Carvajal Gonzalo, Figueroa Miguel, Sbarbaro Daniel, Valenzuela Waldo
Department of Electrical Engineering, Universidad de Concepción, Concepción, Chile.
IEEE Trans Neural Netw. 2011 Jul;22(7):1046-60. doi: 10.1109/TNN.2011.2136358. Epub 2011 May 27.

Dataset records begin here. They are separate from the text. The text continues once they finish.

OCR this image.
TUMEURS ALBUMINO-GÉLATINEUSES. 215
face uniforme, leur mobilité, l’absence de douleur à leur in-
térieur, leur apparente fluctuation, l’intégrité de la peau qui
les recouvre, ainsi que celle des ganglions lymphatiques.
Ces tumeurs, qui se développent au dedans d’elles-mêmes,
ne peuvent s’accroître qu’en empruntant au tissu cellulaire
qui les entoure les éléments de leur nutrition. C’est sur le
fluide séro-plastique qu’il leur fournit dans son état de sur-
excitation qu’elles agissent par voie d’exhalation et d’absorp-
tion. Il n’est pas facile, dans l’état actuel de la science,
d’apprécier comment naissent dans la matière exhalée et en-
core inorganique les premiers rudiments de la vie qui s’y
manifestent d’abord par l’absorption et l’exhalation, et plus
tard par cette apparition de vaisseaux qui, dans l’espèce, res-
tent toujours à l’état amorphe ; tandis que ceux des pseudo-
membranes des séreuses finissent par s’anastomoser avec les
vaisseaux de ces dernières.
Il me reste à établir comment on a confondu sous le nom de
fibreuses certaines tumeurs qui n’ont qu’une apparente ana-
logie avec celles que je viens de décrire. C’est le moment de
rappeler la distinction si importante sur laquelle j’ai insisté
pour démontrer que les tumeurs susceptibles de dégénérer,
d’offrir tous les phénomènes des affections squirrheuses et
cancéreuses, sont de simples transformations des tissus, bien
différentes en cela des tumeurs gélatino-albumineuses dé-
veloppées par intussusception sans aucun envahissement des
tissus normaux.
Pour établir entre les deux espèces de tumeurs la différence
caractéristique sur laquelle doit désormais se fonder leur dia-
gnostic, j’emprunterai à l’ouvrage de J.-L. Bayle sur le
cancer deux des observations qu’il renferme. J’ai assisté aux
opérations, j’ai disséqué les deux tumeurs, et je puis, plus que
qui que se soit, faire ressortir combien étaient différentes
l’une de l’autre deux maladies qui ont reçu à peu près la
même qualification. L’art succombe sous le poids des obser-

Analog very large scale integration implementations of neural networks can compute using a fraction of the size and power required by their digital counterparts. However, intrinsic limitations of analog hardware, such as device mismatch, charge leakage, and noise, reduce the accuracy of analog arithmetic circuits, degrading the performance of large-scale adaptive systems. In this paper, we present a detailed mathematical analysis that relates different parameters of the hardware limitations to specific effects on the convergence properties of linear perceptrons trained with the least-mean-square (LMS) algorithm. Using this analysis, we derive design guidelines and introduce simple on-chip calibration techniques to improve the accuracy of analog neural networks with a small cost in die area and power dissipation. We validate our analysis by evaluating the performance of a mixed-signal complementary metal-oxide-semiconductor implementation of a 32-input perceptron trained with LMS.

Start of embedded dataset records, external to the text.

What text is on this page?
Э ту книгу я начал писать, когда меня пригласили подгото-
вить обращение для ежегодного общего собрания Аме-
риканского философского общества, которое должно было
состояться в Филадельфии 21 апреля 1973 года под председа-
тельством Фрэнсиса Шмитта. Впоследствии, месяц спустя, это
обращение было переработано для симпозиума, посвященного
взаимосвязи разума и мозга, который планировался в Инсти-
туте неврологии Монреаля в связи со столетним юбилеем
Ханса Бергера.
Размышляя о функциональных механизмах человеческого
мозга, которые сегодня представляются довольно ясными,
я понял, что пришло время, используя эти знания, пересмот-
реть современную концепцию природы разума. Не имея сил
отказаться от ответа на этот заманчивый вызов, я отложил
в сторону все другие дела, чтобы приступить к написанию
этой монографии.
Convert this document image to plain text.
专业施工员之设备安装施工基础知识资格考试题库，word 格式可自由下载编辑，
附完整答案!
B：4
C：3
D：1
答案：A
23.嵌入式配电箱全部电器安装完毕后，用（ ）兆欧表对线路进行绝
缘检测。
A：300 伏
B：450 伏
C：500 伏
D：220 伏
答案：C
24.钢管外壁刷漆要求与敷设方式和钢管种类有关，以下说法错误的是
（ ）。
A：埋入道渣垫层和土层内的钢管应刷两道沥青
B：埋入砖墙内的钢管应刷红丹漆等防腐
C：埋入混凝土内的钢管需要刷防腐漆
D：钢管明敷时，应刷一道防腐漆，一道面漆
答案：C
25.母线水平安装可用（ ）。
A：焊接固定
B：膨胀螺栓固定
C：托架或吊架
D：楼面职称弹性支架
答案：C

神经网络的模拟超大规模集成实现方式在计算时所需的尺寸和功耗仅为其数字对应方式的一小部分。然而,模拟硬件的固有局限性,如器件失配、电荷泄漏和噪声,会降低模拟算术电路的精度,从而降低大规模自适应系统的性能。在本文中,我们进行了详细的数学分析,将硬件局限性的不同参数与对采用最小均方(LMS)算法训练的线性感知器收敛特性的特定影响联系起来。利用这一分析,我们得出了设计准则,并引入了简单的片上校准技术,以在芯片面积和功耗增加不多的情况下提高模拟神经网络的精度。我们通过评估一个采用LMS算法训练的32输入感知器的混合信号互补金属氧化物半导体实现的性能,来验证我们的分析。